« L’amant épris se pencha sur la belle Fleur de Lune aux longs cheveux de soie, la prit dans ses bras et la déposa sur un lit de plantes odorantes où l’angélique dominait. Dans une barque d’amour, il voguait à la mode vénitienne . Il s’allongea à ses côtés et laissa la barque suivre le cours de la rivière. Embrassant et caressant sa reine d’amour, il eut l’impression d’atteindre des sommets passionnés. Désirant que ce va-et-vient d’amour au rythme de la barque parfumée ne s’arrête jamais, il dut cependant aborder une île rencontrée à titre d’obstacle.
Les amants se promenèrent enlacés sur la terre humide jonchée de fleurs et d’aromates ».

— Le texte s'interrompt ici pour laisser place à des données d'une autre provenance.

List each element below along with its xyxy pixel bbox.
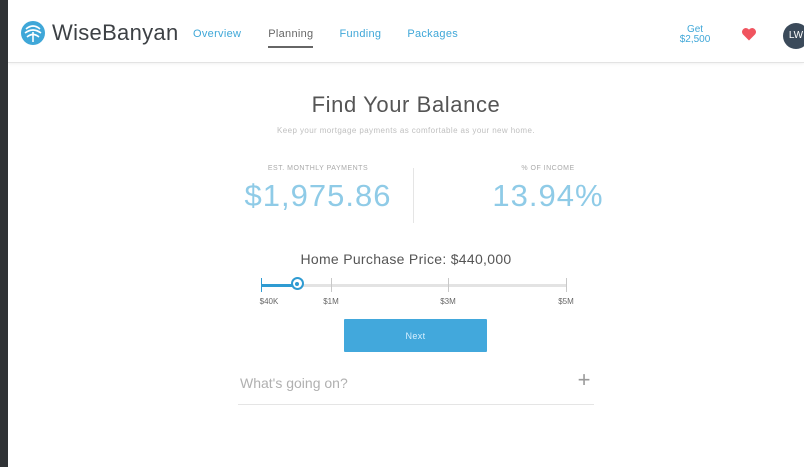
- income-percent-stat: % OF INCOME 13.94%: [463, 165, 633, 214]
- slider-label-40k: $40K: [259, 297, 279, 306]
- monthly-payment-stat: EST. MONTHLY PAYMENTS $1,975.86: [233, 165, 403, 214]
- heart-icon[interactable]: [741, 26, 757, 42]
- slider-tick-3m: [448, 278, 449, 292]
- slider-handle[interactable]: [290, 277, 304, 290]
- question-row: +: [238, 362, 594, 405]
- next-button[interactable]: Next: [344, 319, 487, 352]
- app-window: WiseBanyan Overview Planning Funding Pac…: [8, 0, 804, 467]
- get-reward-link[interactable]: Get $2,500: [677, 25, 713, 45]
- whats-going-on-input[interactable]: [238, 370, 562, 396]
- income-percent-label: % OF INCOME: [521, 165, 575, 172]
- monthly-payment-label: EST. MONTHLY PAYMENTS: [267, 165, 369, 172]
- nav-funding[interactable]: Funding: [339, 28, 381, 48]
- home-price-label: Home Purchase Price: $440,000: [300, 251, 512, 267]
- slider-track[interactable]: [261, 284, 567, 287]
- main-nav: Overview Planning Funding Packages: [193, 28, 484, 48]
- slider-label-3m: $3M: [440, 297, 456, 306]
- home-price-slider[interactable]: [253, 277, 573, 307]
- slider-tick-40k: [261, 278, 262, 292]
- banyan-logo-icon: [21, 21, 45, 45]
- logo-text: WiseBanyan: [52, 20, 179, 45]
- user-avatar[interactable]: LW: [783, 23, 804, 49]
- slider-label-5m: $5M: [558, 297, 574, 306]
- plus-icon[interactable]: +: [574, 368, 594, 392]
- monthly-payment-value: $1,975.86: [244, 178, 392, 213]
- page-title: Find Your Balance: [311, 92, 501, 117]
- logo[interactable]: WiseBanyan: [20, 20, 179, 46]
- stat-divider: [413, 168, 414, 223]
- income-percent-value: 13.94%: [492, 178, 604, 213]
- nav-planning[interactable]: Planning: [268, 28, 314, 48]
- reward-line-amount: $2,500: [679, 34, 711, 45]
- slider-tick-5m: [566, 278, 567, 292]
- slider-tick-1m: [331, 278, 332, 292]
- nav-packages[interactable]: Packages: [407, 28, 458, 48]
- nav-overview[interactable]: Overview: [193, 28, 241, 48]
- slider-label-1m: $1M: [323, 297, 339, 306]
- page-subtitle: Keep your mortgage payments as comfortab…: [277, 126, 535, 135]
- top-navbar: WiseBanyan Overview Planning Funding Pac…: [8, 0, 804, 63]
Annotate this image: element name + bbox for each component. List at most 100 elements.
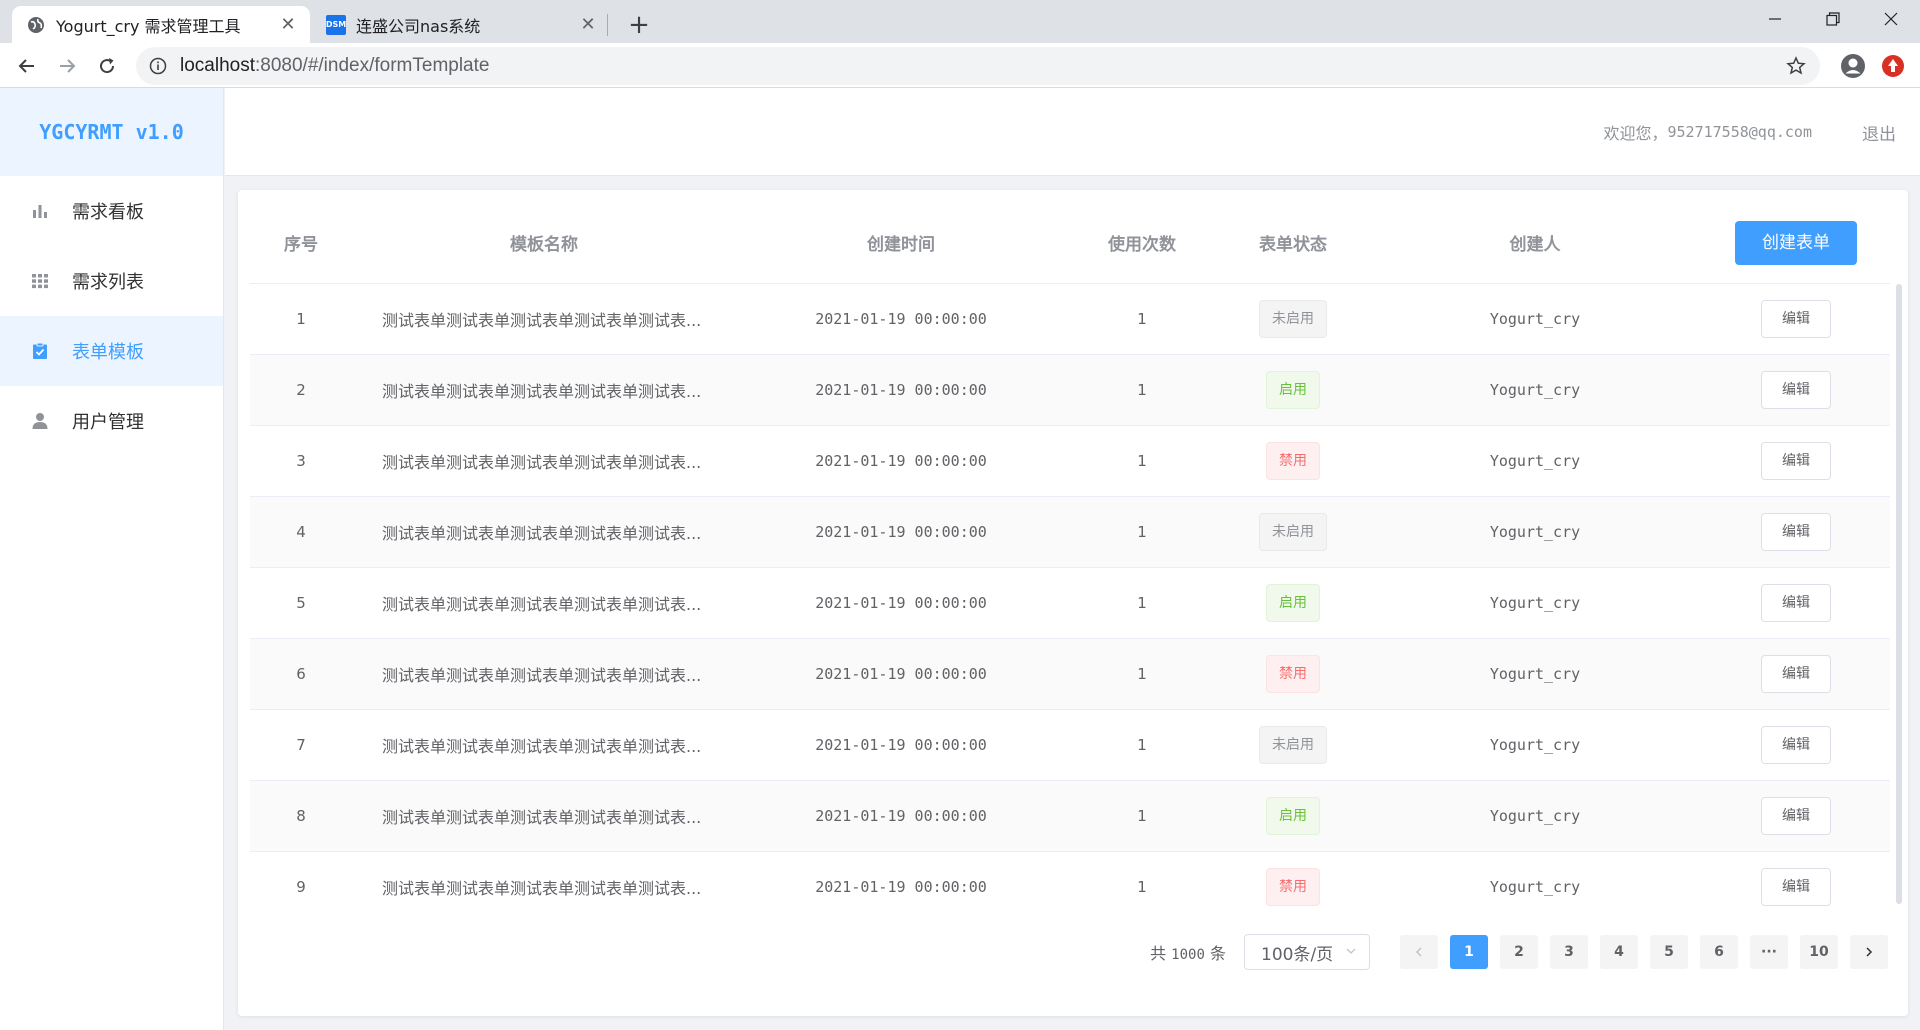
restore-icon[interactable]	[1804, 0, 1862, 38]
address-bar[interactable]: localhost:8080/#/index/formTemplate	[136, 47, 1820, 85]
edit-button[interactable]: 编辑	[1761, 442, 1831, 480]
sidebar-item-dashboard[interactable]: 需求看板	[0, 176, 223, 246]
table-row: 7 测试表单测试表单测试表单测试表单测试表... 2021-01-19 00:00:…	[250, 710, 1890, 781]
status-badge: 禁用	[1266, 442, 1320, 480]
close-tab-icon[interactable]: ✕	[276, 13, 300, 37]
edit-button[interactable]: 编辑	[1761, 726, 1831, 764]
cell-status: 启用	[1218, 584, 1368, 622]
cell-creator: Yogurt_cry	[1489, 310, 1581, 328]
pagination: 共 1000 条 100条/页 1 2 3 4 5 6 ··· 10	[238, 912, 1908, 992]
page-size-value: 100条/页	[1261, 944, 1334, 965]
table-row: 4 测试表单测试表单测试表单测试表单测试表... 2021-01-19 00:00:…	[250, 497, 1890, 568]
status-badge: 未启用	[1259, 513, 1327, 551]
page-button[interactable]: 1	[1450, 935, 1488, 969]
bookmark-star-icon[interactable]	[1786, 56, 1806, 76]
url-host: localhost	[180, 55, 255, 76]
next-page-button[interactable]	[1850, 935, 1888, 969]
table-scrollbar[interactable]	[1896, 284, 1902, 904]
sidebar-item-label: 需求看板	[72, 202, 144, 223]
cell-usage-count: 1	[1137, 310, 1147, 328]
cell-created-time: 2021-01-19 00:00:00	[815, 665, 987, 683]
page-button[interactable]: 10	[1800, 935, 1838, 969]
scrollbar-thumb[interactable]	[1896, 284, 1902, 904]
cell-index: 1	[296, 310, 306, 328]
logout-link[interactable]: 退出	[1862, 88, 1896, 176]
table-row: 1 测试表单测试表单测试表单测试表单测试表... 2021-01-19 00:00:…	[250, 284, 1890, 355]
edit-button[interactable]: 编辑	[1761, 371, 1831, 409]
sidebar-item-label: 需求列表	[72, 272, 144, 293]
sidebar-item-list[interactable]: 需求列表	[0, 246, 223, 316]
cell-created-time: 2021-01-19 00:00:00	[815, 523, 987, 541]
cell-actions: 编辑	[1702, 442, 1890, 480]
browser-tab-active[interactable]: Yogurt_cry 需求管理工具 ✕	[12, 6, 310, 43]
bar-chart-icon	[30, 201, 50, 221]
prev-page-button[interactable]	[1400, 935, 1438, 969]
new-tab-plus-icon[interactable]: +	[622, 8, 656, 42]
profile-avatar-icon[interactable]	[1838, 51, 1868, 81]
cell-actions: 编辑	[1702, 726, 1890, 764]
sidebar-item-label: 用户管理	[72, 412, 144, 433]
page-button[interactable]: 2	[1500, 935, 1538, 969]
cell-actions: 编辑	[1702, 584, 1890, 622]
close-tab-icon[interactable]: ✕	[576, 13, 600, 37]
page-button[interactable]: 3	[1550, 935, 1588, 969]
cell-template-name: 测试表单测试表单测试表单测试表单测试表...	[382, 453, 702, 472]
cell-usage-count: 1	[1137, 665, 1147, 683]
close-window-icon[interactable]	[1862, 0, 1920, 38]
status-badge: 启用	[1266, 797, 1320, 835]
info-icon[interactable]	[148, 56, 168, 76]
cell-template-name: 测试表单测试表单测试表单测试表单测试表...	[382, 666, 702, 685]
cell-created-time: 2021-01-19 00:00:00	[815, 807, 987, 825]
cell-status: 禁用	[1218, 655, 1368, 693]
edit-button[interactable]: 编辑	[1761, 300, 1831, 338]
column-header-count: 使用次数	[1108, 235, 1176, 255]
edit-button[interactable]: 编辑	[1761, 513, 1831, 551]
cell-usage-count: 1	[1137, 523, 1147, 541]
edit-button[interactable]: 编辑	[1761, 797, 1831, 835]
cell-created-time: 2021-01-19 00:00:00	[815, 381, 987, 399]
reload-icon[interactable]	[90, 49, 124, 83]
cell-template-name: 测试表单测试表单测试表单测试表单测试表...	[382, 382, 702, 401]
total-suffix: 条	[1209, 944, 1226, 963]
cell-status: 未启用	[1218, 726, 1368, 764]
cell-usage-count: 1	[1137, 594, 1147, 612]
url-path: :8080/#/index/formTemplate	[255, 55, 490, 76]
cell-template-name: 测试表单测试表单测试表单测试表单测试表...	[382, 311, 702, 330]
edit-button[interactable]: 编辑	[1761, 655, 1831, 693]
cell-status: 未启用	[1218, 300, 1368, 338]
create-form-button[interactable]: 创建表单	[1735, 220, 1857, 265]
browser-tab-inactive[interactable]: DSM 连盛公司nas系统 ✕	[312, 6, 610, 43]
table-row: 2 测试表单测试表单测试表单测试表单测试表... 2021-01-19 00:00:…	[250, 355, 1890, 426]
more-pages-button[interactable]: ···	[1750, 935, 1788, 969]
cell-actions: 编辑	[1702, 513, 1890, 551]
extension-icon[interactable]	[1878, 51, 1908, 81]
cell-actions: 编辑	[1702, 868, 1890, 906]
app-logo: YGCYRMT v1.0	[0, 88, 223, 176]
column-header-name: 模板名称	[510, 235, 578, 255]
content-card: 序号 模板名称 创建时间 使用次数 表单状态 创建人 创建表单 1 测试表单测试表…	[238, 190, 1908, 1016]
cell-actions: 编辑	[1702, 797, 1890, 835]
sidebar-item-users[interactable]: 用户管理	[0, 386, 223, 456]
globe-icon	[26, 15, 46, 35]
dsm-logo: DSM	[326, 14, 346, 35]
edit-button[interactable]: 编辑	[1761, 868, 1831, 906]
table-body: 1 测试表单测试表单测试表单测试表单测试表... 2021-01-19 00:00:…	[250, 284, 1890, 912]
edit-button[interactable]: 编辑	[1761, 584, 1831, 622]
cell-actions: 编辑	[1702, 371, 1890, 409]
cell-actions: 编辑	[1702, 655, 1890, 693]
status-badge: 启用	[1266, 584, 1320, 622]
page-size-select[interactable]: 100条/页	[1244, 934, 1370, 970]
forward-arrow-icon[interactable]	[50, 49, 84, 83]
cell-usage-count: 1	[1137, 381, 1147, 399]
page-button[interactable]: 6	[1700, 935, 1738, 969]
cell-status: 启用	[1218, 797, 1368, 835]
pagination-total: 共 1000 条	[1150, 940, 1226, 964]
cell-index: 2	[296, 381, 306, 399]
sidebar-item-form-template[interactable]: 表单模板	[0, 316, 223, 386]
page-button[interactable]: 5	[1650, 935, 1688, 969]
page-button[interactable]: 4	[1600, 935, 1638, 969]
cell-usage-count: 1	[1137, 736, 1147, 754]
minimize-icon[interactable]	[1746, 0, 1804, 38]
cell-index: 7	[296, 736, 306, 754]
back-arrow-icon[interactable]	[10, 49, 44, 83]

La dérive romanesque de Clément cessa au premier coup de sonnette de Flora, pressée de compléter le repas qu’elle offrait à des amis avec des pâtisseries originales, le thème central !
Elle emporta le vol-au-vent garni de gelée de groseilles. Heureuse du bel effet que ce gâteau produirait après un veau Orloff acheté chez le traiteur, elle laissa un généreux pourboire et offrit l’une de ses compositions, une coupe d’orchidées. Sa carte de fleuriste ornait discrètement la corbeille de verre translucide mettant en valeur la délicatesse du bouquet. Clément fit sensible à ce cadeau et il se promit d’assortir sa prochaine déclaration d’amour à un envoi floral.
Pour marquer sa gratitude, Clément ajouta des îles flottantes présentées dans des sphères adaptées à ce dessert. Flora remercia en envoyant un baiser du bout de ses doigts rosis par le maniement de fleurs fraîches et elle s’en fut bien vite pour affiner les derniers préparatifs de sa soirée.
« Ma Fleur de Lune délicate et parfumée, je t’apporte la chaleur de mes baisers et je voudrais t’enchanter à la manière des bergers de l’ Antiquité avec une flûte de Pan égrenant les notes magiques d’une mélodie d’amour ».
Une deuxième sonnerie le contraignit à rompre le fil ténu de sa rêverie.
Valentin, pilote personnel d’une célébrité fit son entrée ; le boss envisageait un vol dans le Sahara. Un rendez-vous était pris sous la tente d’un touareg.
Pour ne pas arriver les mains vides, Valentin s’était laissé séduire par l’annonce de Clément.
Ravi de la perspective d’un effet notoire après la dégustation d’un mini puits d’amour offert par Clément, il fit cadeau à ce pâtissier du jour un magnifique burnous et s’en fut rapidement pour préserver la fraîcheur de son cadeau gourmand.
Clément n’eut pas le temps de se remettre à l’écriture de son rêve car Marjolaine se signala par un coup de sonnette aussi discret que sa personne.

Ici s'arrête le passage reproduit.